Just pretend I’m a cushion.

Inevitably, the cat got a name - dubbed Pushkin by our editor. It was evident Pushkin had a home; usually at around half four she would wake up, stretch, and paw at the door to be let out. On a couple of occasions she’d come in having had flea drops put behind her neck, so someone must have been taking care of her – there are houses behind the office which we suspect she came from. We were careful never to feed her, except for the time she pulled a packet of old, stale pitta bread from a bin and delicately munched away the soft upper side of one.

Pushkin was smart too – I was usually the one to let her out when I noticed her scratching at the door from the production office to the stairs. So she figured that she could pretend to stand there so that as soon as I stood up and walked over to open the door, she ran behind me, jumped up on my chair and curled up in a nice warm spot rather than her usual colder throne. I had officially been outwitted by a cat.

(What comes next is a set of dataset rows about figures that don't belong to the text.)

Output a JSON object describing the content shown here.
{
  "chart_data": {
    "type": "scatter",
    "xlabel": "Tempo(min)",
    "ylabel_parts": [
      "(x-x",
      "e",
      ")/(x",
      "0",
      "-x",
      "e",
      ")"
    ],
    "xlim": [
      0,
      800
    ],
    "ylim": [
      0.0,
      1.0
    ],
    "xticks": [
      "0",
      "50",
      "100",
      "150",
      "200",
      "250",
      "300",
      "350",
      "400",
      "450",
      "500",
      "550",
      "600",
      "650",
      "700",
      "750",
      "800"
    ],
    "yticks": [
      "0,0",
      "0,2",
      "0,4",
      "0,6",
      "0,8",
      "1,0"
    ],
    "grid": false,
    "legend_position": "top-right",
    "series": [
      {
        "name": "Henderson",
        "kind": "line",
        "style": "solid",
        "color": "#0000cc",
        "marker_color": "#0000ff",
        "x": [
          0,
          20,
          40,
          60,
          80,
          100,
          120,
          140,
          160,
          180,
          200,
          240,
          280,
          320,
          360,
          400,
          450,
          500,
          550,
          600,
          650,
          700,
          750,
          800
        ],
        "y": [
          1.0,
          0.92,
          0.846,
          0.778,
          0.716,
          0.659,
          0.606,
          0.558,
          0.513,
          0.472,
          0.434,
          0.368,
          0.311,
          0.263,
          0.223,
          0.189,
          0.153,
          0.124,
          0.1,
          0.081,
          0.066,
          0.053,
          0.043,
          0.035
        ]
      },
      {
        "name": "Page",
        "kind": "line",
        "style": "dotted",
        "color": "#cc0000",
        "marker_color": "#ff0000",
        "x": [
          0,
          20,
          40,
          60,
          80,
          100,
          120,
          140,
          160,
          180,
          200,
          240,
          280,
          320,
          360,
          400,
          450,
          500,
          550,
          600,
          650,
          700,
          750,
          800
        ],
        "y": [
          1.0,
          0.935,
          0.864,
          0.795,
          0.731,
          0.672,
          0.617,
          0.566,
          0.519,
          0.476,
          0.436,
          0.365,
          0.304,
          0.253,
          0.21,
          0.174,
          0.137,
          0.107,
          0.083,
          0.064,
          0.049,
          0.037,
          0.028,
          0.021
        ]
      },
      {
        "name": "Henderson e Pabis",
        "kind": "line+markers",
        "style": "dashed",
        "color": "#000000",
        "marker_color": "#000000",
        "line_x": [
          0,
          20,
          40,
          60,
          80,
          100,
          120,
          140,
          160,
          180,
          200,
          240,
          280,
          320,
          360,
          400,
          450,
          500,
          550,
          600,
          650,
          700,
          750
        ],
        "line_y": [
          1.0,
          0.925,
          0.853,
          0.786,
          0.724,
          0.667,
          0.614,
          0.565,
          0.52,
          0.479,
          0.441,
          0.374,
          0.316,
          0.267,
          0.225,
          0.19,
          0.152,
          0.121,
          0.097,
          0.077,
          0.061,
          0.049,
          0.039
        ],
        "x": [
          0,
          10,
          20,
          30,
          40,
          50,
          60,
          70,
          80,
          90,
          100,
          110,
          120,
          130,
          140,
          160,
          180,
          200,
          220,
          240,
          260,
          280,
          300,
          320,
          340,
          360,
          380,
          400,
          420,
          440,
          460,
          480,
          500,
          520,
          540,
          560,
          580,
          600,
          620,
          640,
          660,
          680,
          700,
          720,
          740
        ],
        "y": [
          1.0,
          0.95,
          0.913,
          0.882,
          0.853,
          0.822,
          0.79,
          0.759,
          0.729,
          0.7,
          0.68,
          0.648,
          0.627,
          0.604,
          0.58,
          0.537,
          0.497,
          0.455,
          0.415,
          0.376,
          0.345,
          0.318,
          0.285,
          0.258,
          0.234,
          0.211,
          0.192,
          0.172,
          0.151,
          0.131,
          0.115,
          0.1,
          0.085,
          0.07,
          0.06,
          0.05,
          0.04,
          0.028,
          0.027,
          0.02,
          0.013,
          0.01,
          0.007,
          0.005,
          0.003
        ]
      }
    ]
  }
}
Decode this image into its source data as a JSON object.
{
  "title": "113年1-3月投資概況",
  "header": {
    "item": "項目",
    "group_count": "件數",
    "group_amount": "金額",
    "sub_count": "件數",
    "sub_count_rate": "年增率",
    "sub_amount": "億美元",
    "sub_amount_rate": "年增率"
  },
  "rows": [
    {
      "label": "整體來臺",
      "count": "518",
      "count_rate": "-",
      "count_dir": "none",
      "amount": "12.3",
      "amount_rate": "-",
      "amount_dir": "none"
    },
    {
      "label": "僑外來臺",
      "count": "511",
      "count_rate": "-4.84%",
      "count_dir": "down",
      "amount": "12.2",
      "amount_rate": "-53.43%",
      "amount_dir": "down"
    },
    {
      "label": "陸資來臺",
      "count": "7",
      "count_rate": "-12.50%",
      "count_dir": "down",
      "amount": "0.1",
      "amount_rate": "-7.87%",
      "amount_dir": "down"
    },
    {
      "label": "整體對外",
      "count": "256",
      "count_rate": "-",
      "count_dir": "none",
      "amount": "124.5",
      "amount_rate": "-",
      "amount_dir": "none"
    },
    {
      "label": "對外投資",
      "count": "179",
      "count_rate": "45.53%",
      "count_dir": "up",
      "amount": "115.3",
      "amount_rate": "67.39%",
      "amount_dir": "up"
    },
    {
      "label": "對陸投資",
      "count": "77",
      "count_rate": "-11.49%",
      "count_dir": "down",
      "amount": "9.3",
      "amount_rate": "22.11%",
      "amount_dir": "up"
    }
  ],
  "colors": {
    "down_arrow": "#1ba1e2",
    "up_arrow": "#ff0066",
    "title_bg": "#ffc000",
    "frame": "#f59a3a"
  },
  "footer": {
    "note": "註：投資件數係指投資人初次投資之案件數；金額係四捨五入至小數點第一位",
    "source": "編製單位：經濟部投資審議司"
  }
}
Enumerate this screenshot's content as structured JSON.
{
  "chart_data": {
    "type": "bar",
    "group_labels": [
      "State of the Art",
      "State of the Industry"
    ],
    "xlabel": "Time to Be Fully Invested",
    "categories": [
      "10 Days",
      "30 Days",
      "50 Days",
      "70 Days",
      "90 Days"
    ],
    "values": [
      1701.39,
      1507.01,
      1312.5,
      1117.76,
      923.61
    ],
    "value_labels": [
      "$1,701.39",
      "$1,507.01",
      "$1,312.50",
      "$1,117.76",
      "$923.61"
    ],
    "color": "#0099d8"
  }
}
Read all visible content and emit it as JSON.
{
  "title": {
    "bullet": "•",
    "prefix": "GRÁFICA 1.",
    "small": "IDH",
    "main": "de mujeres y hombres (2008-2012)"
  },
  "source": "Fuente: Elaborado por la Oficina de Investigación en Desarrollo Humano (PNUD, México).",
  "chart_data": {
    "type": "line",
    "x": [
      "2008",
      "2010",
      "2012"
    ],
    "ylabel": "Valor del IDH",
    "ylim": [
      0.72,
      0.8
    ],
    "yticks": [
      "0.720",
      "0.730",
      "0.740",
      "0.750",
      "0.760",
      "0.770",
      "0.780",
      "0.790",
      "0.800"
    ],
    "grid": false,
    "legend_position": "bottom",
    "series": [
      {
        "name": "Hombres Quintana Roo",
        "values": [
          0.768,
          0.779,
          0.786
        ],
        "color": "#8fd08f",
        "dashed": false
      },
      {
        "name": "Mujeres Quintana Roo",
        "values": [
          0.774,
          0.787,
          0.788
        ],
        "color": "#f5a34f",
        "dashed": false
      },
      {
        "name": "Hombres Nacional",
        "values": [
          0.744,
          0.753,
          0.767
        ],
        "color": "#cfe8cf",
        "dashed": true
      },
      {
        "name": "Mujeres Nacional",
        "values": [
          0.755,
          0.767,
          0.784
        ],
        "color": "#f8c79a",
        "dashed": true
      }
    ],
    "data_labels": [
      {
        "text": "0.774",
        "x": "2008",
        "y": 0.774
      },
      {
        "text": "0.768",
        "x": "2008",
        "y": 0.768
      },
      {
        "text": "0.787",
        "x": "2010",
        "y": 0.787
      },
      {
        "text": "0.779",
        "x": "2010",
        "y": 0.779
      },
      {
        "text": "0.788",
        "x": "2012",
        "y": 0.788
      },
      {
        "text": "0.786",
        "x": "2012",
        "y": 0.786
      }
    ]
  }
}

She brought tremendous enjoyment to everyone in the office – staff from downstairs would come up especially to see her and to watch her twitching in her chair as she dreamt the day away. Any deadline stress could instantly be cured by a few moments stroking Pushkin. She once spent half an hour sitting on my desk, her nose resting on my wrist, intently watching the mouse cursor dart around the screen as I laid out pages for the magazine. We (okay, I) even built her a castle from a Mac shipping box. You can’t see here the windows and nameplate that were added later:

Every respectable cat needs a castle.

Unfortunately, as I write this we’ll be heading into the fourth week without any sign of Pushkin. The office feels emptier without her. I hope that the reason she’s disappeared is benign – maybe her owners have moved away, or she’s found another place in which to while away the hours. Perhaps there’s another office in Chelmsford that is having their day brightened by a friendly furry visitor. But there’s a lot of traffic in the area, so I can’t help but fear the worst.

You never know, though; maybe one day when I turn into the courtyard at my workplace in the morning, she’ll be sitting there waiting. We’re certainly going to keep the job free for her.